Educator Spotlight | Denita Dinger

HiMama is improving learning outcomes for children zero to five. We support early childhood education because the sector is the most challenging teaching environment. Low wages, lack of professional development and long days; HiMama’s aim is to ease childcare management and support early childhood professionals.

The HiMama team firmly believes that early childhood professionals deserve to be celebrated and that recognition is important. Our Educator Spotlight is one way we are shining a light on the important and undervalued work of childcare professionals.


I have always, ALWAYS loved working with children. When I was little, I played house, child care, school – you name it. There was never a doubt in my mind as to what I wanted to do when I grew up! The decision to begin in this career field as a family child care provider happened out of necessity. I was pregnant, and my current job as an after-school care director would have made it hard to pay the child care bill, and so, I opened my own program. One thing led to another, and three books, numerous speaking engagements, three different programs and a total change in pedagogy later…here I am, a proud defender of play!! My journey is an important thing for people to know about. I graduated from college with the goal of being a Kindergarten teacher. Instead, I ended up opening a family child care business in 1998, with an emphasis on my preschool program. My goal was to phase out the all-day child care aspect and be a traditional preschool program in a few years. That goal wasn’t attained until 2014 after some drastic life-changes helped me to evaluate my priorities and put them in a different order. At this point in my career, I was providing care for 12 children 50 hours a week (in SD, providers can have 12 children with one adult), I had co-authored three books about the importance of play, I was speaking at roughly 20 events a year AND I was a mother to two wonderful teenagers and a wife to an amazingly supportive husband. My dad got diagnosed with pancreatic cancer and died 6 months later. This was a definite time to do some self-reflection and make some changes! This is when I closed my full-time program, and opened Kaleidoscope Play School. I now have one session that meets on T/W/Th mornings from 8:30-11:30. I speak at roughly 20-25 events annually, and the rest of my time is for my family. I have also added a summer camp to my programming for school-aged children. This has been a wonderful method of reminding parents that ALL CHILDREN NEED TO PLAY. I found that when I made these changes, I was a better me, and my family and the children in my program have benefitted greatly!

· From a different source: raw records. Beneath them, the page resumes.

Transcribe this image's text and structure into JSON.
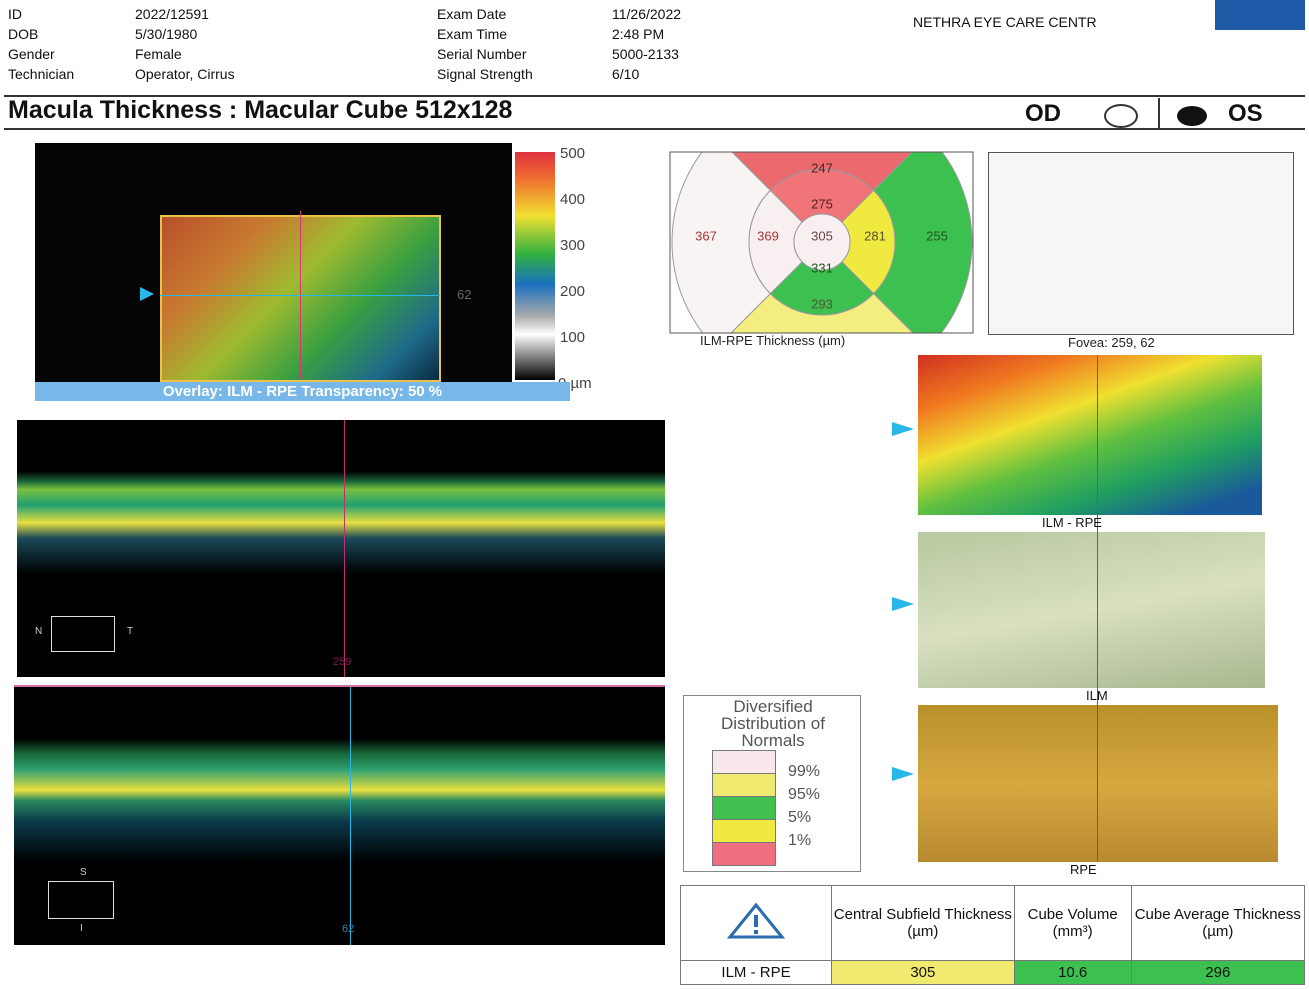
{
  "header": {
    "patient": [
      {
        "label": "ID",
        "value": "2022/12591"
      },
      {
        "label": "DOB",
        "value": "5/30/1980"
      },
      {
        "label": "Gender",
        "value": "Female"
      },
      {
        "label": "Technician",
        "value": "Operator, Cirrus"
      }
    ],
    "exam": [
      {
        "label": "Exam Date",
        "value": "11/26/2022"
      },
      {
        "label": "Exam Time",
        "value": "2:48 PM"
      },
      {
        "label": "Serial Number",
        "value": "5000-2133"
      },
      {
        "label": "Signal Strength",
        "value": "6/10"
      }
    ],
    "clinic": "NETHRA EYE CARE CENTR"
  },
  "title": "Macula Thickness : Macular Cube 512x128",
  "eye_od": "OD",
  "eye_os": "OS",
  "colorbar": {
    "ticks": [
      "500",
      "400",
      "300",
      "200",
      "100",
      "0 µm"
    ]
  },
  "fundus": {
    "marker": "62",
    "caption": "Overlay: ILM - RPE  Transparency: 50 %"
  },
  "bscan_horizontal": {
    "left": "N",
    "right": "T",
    "bottom": "259"
  },
  "bscan_vertical": {
    "top": "S",
    "bottom_mark": "I",
    "bottom": "62"
  },
  "thickness_map": {
    "outer_superior": "247",
    "inner_superior": "275",
    "outer_temporal": "367",
    "inner_temporal": "369",
    "center": "305",
    "inner_nasal": "281",
    "outer_nasal": "255",
    "inner_inferior": "331",
    "outer_inferior": "293",
    "caption": "ILM-RPE Thickness (µm)"
  },
  "fovea": {
    "caption": "Fovea: 259, 62"
  },
  "side_images": [
    "ILM - RPE",
    "ILM",
    "RPE"
  ],
  "normals_legend": {
    "title": "Diversified Distribution of Normals",
    "levels": [
      "99%",
      "95%",
      "5%",
      "1%"
    ]
  },
  "table": {
    "headers": [
      "Central Subfield Thickness (µm)",
      "Cube Volume (mm³)",
      "Cube Average Thickness (µm)"
    ],
    "row_label": "ILM - RPE",
    "values": [
      "305",
      "10.6",
      "296"
    ]
  }
}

Denita reflected on three challenges she faces in early learning environments:

Helping adults understand the value of child-led play. Deciphering the individual needs of each child as well as the unique way each child expresses those needs and meeting those needs. Leaving work at work. I LOVE what I do and have a very hard time leaving my work!


I wish I had an infinite budget to work with!


I find joy in observing children as they become more and more empowered. Hearing “I DID IT” from a child who had zero confidence when they first started in my program is one of my absolute favorite joy-inducing moments!


Relationships are at the core of what we as early childhood educators do. Relationships with children, and relationships with the parents. I view the parents as my teammates. We, as a team, are doing what is in the best interest of their child. In order to accomplish the feeling of team, as well as build a meaningful relationship, good communication is a necessity. I can tell during the interview process whether or not each family will be a good fit for my program, simply by the ease of communication. It is of utmost importance.


I am very fortunate to feel like I have reached the goals that I had for myself as an early childhood professional. I spend 1⁄2 my time working with children at my play school, and 1⁄2 my time working with adults through consulting at programs and keynoting/leading trainings at various events across the US and Internationally. I do have another book idea in mind that I hope to get written, but other than that… my goal is to never stop learning from children and other ECE professionals.


Another important thing to know about me is that I have not always been a defender of play. I have not always respected child-led play. I used to believe that play was simply a method for children to get their energy out, so then they could listen to me as I creatively taught them all the things they needed to know in order to be successful in Kindergarten. I am grateful for Bev Bos who first planted the seed in my head that perhaps I was under-estimating the importance of play. Finally, in 2010 my eyes were fully opened, and it is then that I began to tweak my pedagogy little by little. Now, I am proud to say, my program looks nothing like it did 8 years ago. Instead of the children asking ME what we are going to do, I ask them. Instead of having a lesson plan book filled out ahead of time, with every single detail pre-planned, I now play how I will set the environment for TODAY. The “what will happen” part is now owned by the children. I do not yet know where the children will lead me until today is finished. And then, after today, I reset the environment, as necessary, for tomorrow, again not knowing WHAT will happen, as that part is owned by the children. I also am very much in-the-moment, and much of my “planning” happens on the go, according to the needs of the children RIGHT NOW. The learning is so much more meaningful and absolutely stunning now, in comparison to 8 years ago. I am so grateful that I finally admitted to myself that PERHAPS there was a better way!